In fact, even though risk and density were equally weighted in our 2008 “point system,” one can make the case to jettison risk calculations entirely, and base MRI screening on density levels alone. Witness what is going on in The Netherlands with the DENSE Trial of MRI screening. This is a prospective, randomized trial of mammography every 2 years versus mammography plus MRI every two years in women aged 50 to 75 (over the course of 3 screens), using a single entry criterion – Level D density.

 Risk levels have been tossed out (other than the inherent risk of Level D mammograms) and the entire study is predicated on the idea that this group of patients will harbor a substantial number of mammographically occult cancers (comparable to the yields in the high risk MRI screening trials). If the ACRIN 6666 subgroup that underwent a single MRI is any indicator, the Dutch will generate a landmark study that, by the way, includes mortality reduction as one of the endpoints.

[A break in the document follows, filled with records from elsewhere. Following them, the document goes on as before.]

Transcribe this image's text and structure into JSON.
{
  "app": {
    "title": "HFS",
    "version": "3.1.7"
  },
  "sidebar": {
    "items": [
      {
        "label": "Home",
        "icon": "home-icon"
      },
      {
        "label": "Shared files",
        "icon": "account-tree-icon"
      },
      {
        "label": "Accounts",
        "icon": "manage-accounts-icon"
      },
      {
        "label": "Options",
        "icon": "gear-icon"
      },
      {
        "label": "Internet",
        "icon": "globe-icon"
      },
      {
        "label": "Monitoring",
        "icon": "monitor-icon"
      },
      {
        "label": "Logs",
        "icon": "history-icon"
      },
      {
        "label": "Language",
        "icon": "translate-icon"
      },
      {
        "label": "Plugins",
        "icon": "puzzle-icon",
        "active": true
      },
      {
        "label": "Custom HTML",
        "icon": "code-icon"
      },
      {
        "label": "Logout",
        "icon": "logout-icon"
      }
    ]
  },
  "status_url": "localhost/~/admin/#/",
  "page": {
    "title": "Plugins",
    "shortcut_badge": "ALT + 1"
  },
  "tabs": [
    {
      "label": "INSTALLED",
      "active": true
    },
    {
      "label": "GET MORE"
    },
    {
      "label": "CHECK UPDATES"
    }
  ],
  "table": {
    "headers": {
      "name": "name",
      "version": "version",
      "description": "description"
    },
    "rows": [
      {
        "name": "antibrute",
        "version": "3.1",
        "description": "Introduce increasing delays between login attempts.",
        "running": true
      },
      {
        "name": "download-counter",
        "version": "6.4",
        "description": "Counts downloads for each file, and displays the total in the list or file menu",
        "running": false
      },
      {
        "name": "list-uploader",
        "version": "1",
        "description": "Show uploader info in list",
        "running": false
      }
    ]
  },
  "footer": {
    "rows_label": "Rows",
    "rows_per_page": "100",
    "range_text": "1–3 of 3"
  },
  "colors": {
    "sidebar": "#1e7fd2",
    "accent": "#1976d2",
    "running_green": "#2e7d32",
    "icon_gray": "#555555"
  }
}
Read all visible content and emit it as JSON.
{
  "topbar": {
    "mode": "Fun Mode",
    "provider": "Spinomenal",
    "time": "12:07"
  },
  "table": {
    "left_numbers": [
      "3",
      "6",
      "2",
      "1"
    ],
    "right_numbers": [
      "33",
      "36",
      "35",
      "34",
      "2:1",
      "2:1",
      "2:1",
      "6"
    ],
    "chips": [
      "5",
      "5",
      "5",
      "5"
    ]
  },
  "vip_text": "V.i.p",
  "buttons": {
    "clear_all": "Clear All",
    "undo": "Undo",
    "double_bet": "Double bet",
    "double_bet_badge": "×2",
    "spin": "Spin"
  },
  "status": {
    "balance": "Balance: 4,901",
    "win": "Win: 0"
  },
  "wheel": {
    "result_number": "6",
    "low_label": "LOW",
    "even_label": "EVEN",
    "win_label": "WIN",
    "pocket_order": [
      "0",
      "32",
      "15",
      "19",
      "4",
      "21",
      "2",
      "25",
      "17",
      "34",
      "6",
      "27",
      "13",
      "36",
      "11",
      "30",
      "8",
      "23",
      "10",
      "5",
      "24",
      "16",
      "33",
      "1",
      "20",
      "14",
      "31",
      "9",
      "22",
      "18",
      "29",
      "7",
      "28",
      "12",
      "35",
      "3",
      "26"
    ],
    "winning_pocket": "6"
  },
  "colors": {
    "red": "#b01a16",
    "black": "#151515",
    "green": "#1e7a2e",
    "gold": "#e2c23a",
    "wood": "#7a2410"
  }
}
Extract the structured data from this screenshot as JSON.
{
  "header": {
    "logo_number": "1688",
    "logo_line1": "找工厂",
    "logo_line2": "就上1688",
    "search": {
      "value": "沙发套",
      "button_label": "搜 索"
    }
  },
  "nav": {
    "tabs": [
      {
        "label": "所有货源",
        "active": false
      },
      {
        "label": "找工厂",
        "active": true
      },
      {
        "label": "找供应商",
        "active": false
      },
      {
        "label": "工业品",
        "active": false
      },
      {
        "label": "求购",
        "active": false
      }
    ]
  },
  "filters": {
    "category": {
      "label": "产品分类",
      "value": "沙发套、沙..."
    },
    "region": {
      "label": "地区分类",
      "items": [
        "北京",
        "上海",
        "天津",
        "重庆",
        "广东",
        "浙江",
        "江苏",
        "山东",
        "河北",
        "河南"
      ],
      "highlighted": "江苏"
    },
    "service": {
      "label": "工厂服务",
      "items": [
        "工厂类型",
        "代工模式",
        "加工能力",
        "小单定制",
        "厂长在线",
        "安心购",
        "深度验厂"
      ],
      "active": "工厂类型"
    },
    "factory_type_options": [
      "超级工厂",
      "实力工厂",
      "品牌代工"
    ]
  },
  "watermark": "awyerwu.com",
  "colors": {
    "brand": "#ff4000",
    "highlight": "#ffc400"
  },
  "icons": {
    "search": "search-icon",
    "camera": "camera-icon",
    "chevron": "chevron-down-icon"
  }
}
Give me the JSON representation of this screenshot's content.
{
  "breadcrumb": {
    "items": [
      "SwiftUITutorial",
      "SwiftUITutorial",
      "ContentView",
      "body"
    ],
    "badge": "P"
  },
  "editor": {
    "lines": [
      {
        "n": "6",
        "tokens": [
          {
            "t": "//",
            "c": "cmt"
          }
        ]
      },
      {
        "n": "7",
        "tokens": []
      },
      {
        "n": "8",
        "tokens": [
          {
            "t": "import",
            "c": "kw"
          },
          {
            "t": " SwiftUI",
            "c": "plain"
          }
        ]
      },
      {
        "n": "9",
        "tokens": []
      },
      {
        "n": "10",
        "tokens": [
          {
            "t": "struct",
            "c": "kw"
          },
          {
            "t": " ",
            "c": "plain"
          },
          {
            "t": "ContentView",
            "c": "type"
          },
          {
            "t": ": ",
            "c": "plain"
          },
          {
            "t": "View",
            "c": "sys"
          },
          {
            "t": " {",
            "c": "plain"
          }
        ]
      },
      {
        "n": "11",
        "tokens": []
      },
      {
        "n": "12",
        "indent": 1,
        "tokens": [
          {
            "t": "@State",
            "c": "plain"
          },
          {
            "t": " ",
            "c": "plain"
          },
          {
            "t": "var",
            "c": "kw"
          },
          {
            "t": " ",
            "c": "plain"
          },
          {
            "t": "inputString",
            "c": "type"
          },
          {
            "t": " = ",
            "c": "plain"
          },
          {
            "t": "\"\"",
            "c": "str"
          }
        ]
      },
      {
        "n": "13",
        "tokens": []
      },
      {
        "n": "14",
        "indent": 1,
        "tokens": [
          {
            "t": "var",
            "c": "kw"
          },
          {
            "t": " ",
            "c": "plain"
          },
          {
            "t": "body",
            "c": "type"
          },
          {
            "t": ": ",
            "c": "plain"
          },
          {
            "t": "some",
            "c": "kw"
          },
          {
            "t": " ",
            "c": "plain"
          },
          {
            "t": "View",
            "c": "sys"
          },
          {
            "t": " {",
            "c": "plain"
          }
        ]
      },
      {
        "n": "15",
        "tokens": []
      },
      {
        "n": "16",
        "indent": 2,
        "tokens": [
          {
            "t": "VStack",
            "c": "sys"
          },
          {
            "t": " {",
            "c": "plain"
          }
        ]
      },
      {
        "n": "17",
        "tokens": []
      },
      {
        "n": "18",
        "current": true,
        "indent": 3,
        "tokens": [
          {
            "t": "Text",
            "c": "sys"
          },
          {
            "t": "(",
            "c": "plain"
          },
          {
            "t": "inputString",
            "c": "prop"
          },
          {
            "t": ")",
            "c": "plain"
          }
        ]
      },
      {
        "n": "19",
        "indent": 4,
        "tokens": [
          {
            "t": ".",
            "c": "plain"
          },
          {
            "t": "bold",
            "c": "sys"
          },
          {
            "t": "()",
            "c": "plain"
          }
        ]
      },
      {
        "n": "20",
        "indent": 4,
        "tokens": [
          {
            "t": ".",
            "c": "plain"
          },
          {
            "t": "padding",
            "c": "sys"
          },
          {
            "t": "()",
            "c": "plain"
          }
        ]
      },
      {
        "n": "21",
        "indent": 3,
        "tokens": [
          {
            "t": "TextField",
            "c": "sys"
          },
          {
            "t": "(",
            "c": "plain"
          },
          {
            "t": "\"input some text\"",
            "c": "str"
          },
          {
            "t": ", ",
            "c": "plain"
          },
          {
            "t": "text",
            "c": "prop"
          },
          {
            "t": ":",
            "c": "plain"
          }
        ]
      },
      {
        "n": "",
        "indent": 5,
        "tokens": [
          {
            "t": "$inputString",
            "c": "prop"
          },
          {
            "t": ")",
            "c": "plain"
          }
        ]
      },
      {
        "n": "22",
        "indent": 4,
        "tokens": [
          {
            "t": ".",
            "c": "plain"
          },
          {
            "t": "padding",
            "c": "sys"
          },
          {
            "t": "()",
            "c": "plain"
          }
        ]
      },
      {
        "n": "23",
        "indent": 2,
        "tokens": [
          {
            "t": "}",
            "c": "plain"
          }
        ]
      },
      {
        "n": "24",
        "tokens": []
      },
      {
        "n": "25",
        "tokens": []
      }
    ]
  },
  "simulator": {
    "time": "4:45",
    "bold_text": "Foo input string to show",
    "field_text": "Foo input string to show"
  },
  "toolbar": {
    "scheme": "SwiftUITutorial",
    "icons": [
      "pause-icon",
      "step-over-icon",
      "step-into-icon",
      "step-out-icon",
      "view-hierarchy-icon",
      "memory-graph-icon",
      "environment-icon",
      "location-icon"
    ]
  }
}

I began this blogatorial with the intent to focus on the paradox of long-term risks versus short-term incidence, but before I knew it, I had slipped into my chronic, ongoing rant about the treatment of mammographic density as some sort of isolated risk factor that “needs more research” in the 2007 MRI screening guidelines.

But there is so much more in the current guidelines to whine about – such as the disconnect between risk of breast cancer and risk of gene-positivity (addressed by Kevin Hughes, MD and his team in Cancer 2008; 113:3116-3120). Then, there’s the odd approach to tissue risks by the ACS wherein suddenly “lifetime risk” with ADH/ALH/LCIS is tossed out the window and the risks are described with short-term values, such as “12-year follow-up.” So, a young woman at 40% lifetime risk after a diagnosis of ADH does not qualify for MRI while the same woman at 21% lifetime risk due to family history will qualify (thankfully, peer reviewers don’t follow the letter of the law, and the ADH patient will usually qualify.) This is a good thing. We are now up to 52 MRI-discovered cancers, and ADH was the dominant risk factor in 12 of the 52.

Okay, I’m clearly rambling now, and the next thing you know, I’ll be discussing the exclusion of patients with prior breast cancer in the “needs more research category” where I guess we’re supposed to be comfortable with 40% sensitivity for mammography.

The revised MRI screening guidelines – 2nd Edition – were targeted for release several years ago, and I’m not sure what happened. When the ACS released their revised mammography screening guidelines for the general population in 2015, it was stated that the high-risk guidelines would be next. I can’t complain that I didn’t get the opportunity to make my case. Although no one invited me to the party that will decide the new guidelines, I did have the opportunity at a committee meeting to chat with one of the key policymakers at the American Cancer Society who will be guiding the new recommendations. As I discussed the age discrimination problem, it was clear that all the ramifications of our current system had not been considered the first time around, especially as pertains to remaining lifetime risk.

So, we await the new guidelines. After what I’ve seen so far, given the precious few who have devoted careers to the nuances of risk assessment, I’ve got to raise this skeptical toast to the policy-makers: “May you not make things worse than they already are.”